Researchers collected self-reported data from 7677 individuals aged 50 years and older, from the English Longitudinal Study of Ageing, about their level of vision impairment and perceived discrimination. They also assessed depressive symptoms, life satisfaction, quality of life and loneliness using a variety of validated scales.
Overall, 11.9% of the participants reported poor eyesight generally – about half of whom reported a history of eye disease – and 8.6% reported poor eyesight up close. Individuals reporting poor eyesight were more likely to be older, female, non-white, unmarried and from the lowest wealth quintiles.

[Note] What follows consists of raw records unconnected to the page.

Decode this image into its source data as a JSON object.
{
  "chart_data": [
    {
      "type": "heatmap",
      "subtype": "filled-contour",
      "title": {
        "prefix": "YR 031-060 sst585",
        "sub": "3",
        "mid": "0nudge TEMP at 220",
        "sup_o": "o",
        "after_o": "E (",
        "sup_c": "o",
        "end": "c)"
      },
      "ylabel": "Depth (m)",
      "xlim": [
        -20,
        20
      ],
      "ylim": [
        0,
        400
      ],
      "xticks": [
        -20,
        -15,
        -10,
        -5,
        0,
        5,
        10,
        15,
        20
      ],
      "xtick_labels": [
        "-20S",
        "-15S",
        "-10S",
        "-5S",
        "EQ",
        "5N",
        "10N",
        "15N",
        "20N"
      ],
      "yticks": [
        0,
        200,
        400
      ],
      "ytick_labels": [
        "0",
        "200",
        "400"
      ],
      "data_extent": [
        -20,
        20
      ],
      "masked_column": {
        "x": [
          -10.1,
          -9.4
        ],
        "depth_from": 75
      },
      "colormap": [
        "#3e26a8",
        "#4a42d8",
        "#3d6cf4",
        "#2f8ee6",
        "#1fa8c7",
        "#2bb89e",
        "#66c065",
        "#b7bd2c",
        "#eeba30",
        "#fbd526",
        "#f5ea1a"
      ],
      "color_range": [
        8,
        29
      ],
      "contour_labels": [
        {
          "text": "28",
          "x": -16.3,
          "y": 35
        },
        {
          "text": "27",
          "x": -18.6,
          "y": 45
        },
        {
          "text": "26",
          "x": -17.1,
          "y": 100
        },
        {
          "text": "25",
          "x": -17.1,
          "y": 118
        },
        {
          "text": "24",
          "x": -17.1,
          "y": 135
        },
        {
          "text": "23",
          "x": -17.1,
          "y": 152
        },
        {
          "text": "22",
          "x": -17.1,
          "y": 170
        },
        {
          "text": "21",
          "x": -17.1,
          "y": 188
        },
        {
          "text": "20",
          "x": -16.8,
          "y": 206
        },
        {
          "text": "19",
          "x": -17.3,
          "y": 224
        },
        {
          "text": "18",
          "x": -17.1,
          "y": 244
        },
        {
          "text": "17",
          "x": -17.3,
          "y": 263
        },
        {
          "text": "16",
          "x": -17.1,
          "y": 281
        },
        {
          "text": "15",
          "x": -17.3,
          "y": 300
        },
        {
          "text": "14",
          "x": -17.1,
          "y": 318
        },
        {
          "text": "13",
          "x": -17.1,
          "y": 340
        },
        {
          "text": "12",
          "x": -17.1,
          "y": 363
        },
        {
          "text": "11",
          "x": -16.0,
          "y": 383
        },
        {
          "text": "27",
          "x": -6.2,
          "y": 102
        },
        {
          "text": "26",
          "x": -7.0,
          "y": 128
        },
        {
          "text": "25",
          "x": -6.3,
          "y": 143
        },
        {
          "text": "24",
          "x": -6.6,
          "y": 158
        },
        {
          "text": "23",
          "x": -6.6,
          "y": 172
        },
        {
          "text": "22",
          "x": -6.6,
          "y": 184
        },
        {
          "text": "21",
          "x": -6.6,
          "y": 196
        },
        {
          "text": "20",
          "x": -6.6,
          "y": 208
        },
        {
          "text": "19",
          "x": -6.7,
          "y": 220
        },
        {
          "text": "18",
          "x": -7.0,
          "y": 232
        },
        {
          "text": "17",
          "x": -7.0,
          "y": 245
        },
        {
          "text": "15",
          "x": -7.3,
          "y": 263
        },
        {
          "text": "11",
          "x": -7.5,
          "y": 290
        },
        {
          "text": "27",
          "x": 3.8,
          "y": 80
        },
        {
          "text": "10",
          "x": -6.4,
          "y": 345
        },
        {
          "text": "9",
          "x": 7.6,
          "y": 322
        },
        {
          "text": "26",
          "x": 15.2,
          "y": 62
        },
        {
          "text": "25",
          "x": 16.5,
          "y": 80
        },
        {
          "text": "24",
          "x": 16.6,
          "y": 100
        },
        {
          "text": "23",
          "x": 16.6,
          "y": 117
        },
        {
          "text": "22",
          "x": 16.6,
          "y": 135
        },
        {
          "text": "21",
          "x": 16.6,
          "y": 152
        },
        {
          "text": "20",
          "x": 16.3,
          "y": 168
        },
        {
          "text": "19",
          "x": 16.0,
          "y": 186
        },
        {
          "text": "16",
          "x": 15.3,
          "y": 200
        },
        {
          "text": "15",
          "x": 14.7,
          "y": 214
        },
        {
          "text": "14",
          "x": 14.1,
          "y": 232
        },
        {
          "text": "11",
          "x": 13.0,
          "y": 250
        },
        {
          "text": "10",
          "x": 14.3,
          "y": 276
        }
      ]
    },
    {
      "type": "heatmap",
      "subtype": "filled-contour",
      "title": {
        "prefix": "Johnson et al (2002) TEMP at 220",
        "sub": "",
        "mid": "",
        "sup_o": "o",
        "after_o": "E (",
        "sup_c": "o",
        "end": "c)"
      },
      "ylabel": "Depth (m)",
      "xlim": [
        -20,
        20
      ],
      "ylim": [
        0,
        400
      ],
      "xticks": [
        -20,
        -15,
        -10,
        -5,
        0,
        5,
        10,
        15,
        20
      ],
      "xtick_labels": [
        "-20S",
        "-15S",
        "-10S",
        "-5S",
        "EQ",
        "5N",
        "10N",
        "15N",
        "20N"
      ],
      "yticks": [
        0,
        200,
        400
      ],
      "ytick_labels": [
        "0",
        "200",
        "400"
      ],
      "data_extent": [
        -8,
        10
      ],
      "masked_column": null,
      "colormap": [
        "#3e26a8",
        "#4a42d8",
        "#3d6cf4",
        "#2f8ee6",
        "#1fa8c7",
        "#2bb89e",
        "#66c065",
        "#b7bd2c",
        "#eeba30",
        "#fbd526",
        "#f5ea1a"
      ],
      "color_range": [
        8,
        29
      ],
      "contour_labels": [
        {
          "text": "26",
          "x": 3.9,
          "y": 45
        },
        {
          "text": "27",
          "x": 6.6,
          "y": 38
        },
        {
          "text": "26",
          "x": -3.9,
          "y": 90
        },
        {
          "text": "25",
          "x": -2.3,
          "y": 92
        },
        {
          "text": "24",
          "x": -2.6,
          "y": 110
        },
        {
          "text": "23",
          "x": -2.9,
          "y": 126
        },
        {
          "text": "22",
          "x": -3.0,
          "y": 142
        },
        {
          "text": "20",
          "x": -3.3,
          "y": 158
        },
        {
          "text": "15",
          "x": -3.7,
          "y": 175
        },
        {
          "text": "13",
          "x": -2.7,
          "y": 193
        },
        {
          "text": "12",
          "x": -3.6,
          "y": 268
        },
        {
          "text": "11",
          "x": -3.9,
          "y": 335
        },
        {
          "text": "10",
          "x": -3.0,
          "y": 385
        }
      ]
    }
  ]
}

Individuals with poor eyesight were 41% more likely to report any discrimination than those with good eyesight. About one-third of participants with poor eyesight felt that they were treated with less respect or courtesy, one-quarter felt that people believed they were ‘not clever’ and almost one in 10 reported being threatened or harassed.
Those who reported poor eyesight and discrimination were more than twice as likely to have depressive symptoms and be lonely, and reported having lower quality of life, than individuals with poor eyesight who did not experience discrimination.
‘This finding suggests that higher levels of discrimination may contribute to previously reported associations between visual impairment and increased loneliness, social exclusion and reduced social contact, lower QOL, and life dissatisfaction,’ the study authors wrote.
Commenting on the findings, retinal specialist Dr Grant Raymond, Head of the Medical Retina Service at Royal Adelaide Hospital said that the findings were a ‘soft signal’ of something that had long been suspected was the case.
However, Dr Raymond, also President of the Royal Society for the Blind, highlighted that the study relied heavily on participant self-report for both visual impairment and experience of discrimination, and it was also difficult to tease out the effect of socioeconomic status.
‘The group who is less likely to be purchasing glasses, for example, are probably the poorer elderly,’ Dr Raymond told Medicine Today. ‘And we know from experience that people suffer social isolation with visual impairment.’
JAMA Ophthalmol 2019; doi: 10.1001/jamaophthalmol.2019.1230.